Le printemps 1985 a marqué un point culminant du mouvement : un million de "petites mains" vendues et une fête spectaculaire place de la Concorde, qui deviendra annuelle, à la Bastille ou au bois de Vincennes.
Après avoir bénéficié du soutien de toute l’intelligentsia de gauche et appellé à voter François Mitterrand en 1988, SOS-Racisme a commencé à décliner en 1991, son opposition à la guerre du Golfe lui ayant fait perdre de nombreux soutiens.
Fodé Sylla, un jeune issu de l’immigration, a succédé en 1992 à Harlem Désir et a laissé au début de l’année dernière la place à Malek Boutih, un pote de la première heure.
SOS-Racisme, qui a privilégié ces dernières années l’action de terrain et a fondé des "maisons des potes" dans les banlieues, est actuellement en difficulté financière et placée en redressement judiciaire depuis le 12 mai dernier.
UNEF-ID (Union nationale des étudiants de France, indépendante et démocratique) est actuellement le premier syndicat étudiant, issu de la scission de l’UNEF en 1971.

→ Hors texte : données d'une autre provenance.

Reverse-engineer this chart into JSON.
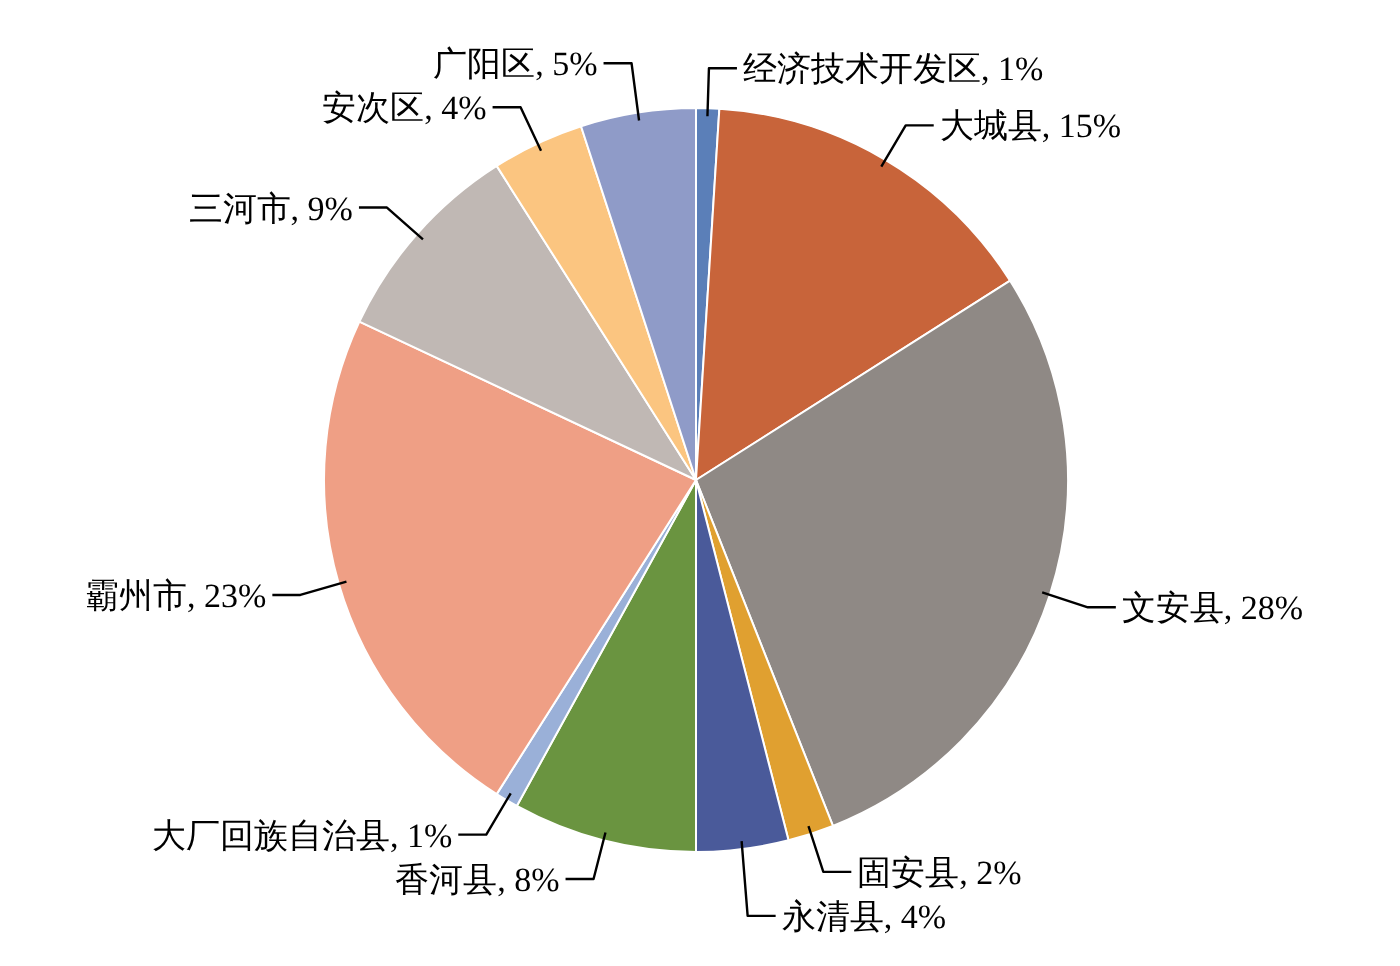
{
  "chart_data": {
    "type": "pie",
    "categories": [
      "经济技术开发区",
      "大城县",
      "文安县",
      "固安县",
      "永清县",
      "香河县",
      "大厂回族自治县",
      "霸州市",
      "三河市",
      "安次区",
      "广阳区"
    ],
    "values": [
      1,
      15,
      28,
      2,
      4,
      8,
      1,
      23,
      9,
      4,
      5
    ],
    "value_labels": [
      "1%",
      "15%",
      "28%",
      "2%",
      "4%",
      "8%",
      "1%",
      "23%",
      "9%",
      "4%",
      "5%"
    ],
    "colors": [
      "#5b7fb8",
      "#c8643a",
      "#8f8985",
      "#e0a030",
      "#4a5a9a",
      "#6a9440",
      "#9ab0d8",
      "#ef9f85",
      "#c0b8b4",
      "#fbc580",
      "#8f9bc8"
    ]
  }
}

L’UNEF, fondée en 1907 s’était alors divisée en deux : la partie majoritaire, UNEF-Renouveau, proche du PC, dirigea le mouvement syndical étudiant pendant les années 1970. Son pouvoir s’est effrité à la fin des années 1980 au profit de l’autre branche, proche de la mouvance trotskiste, intitulée UNEF-ID en 1980.
UNEF-ID s’est rapprochée des socialistes et a notamment prit la tête de l’opposition au projet de réforme des universités lors de la première cohabitation en 1986.
Aujourd’hui L’UNEF-ID, qui vient de conforter sa première place aux élections de mars-avril, oeuvre pour une réunification avec l’UNEF, proche du PCF, quelque 30 ans après la scission.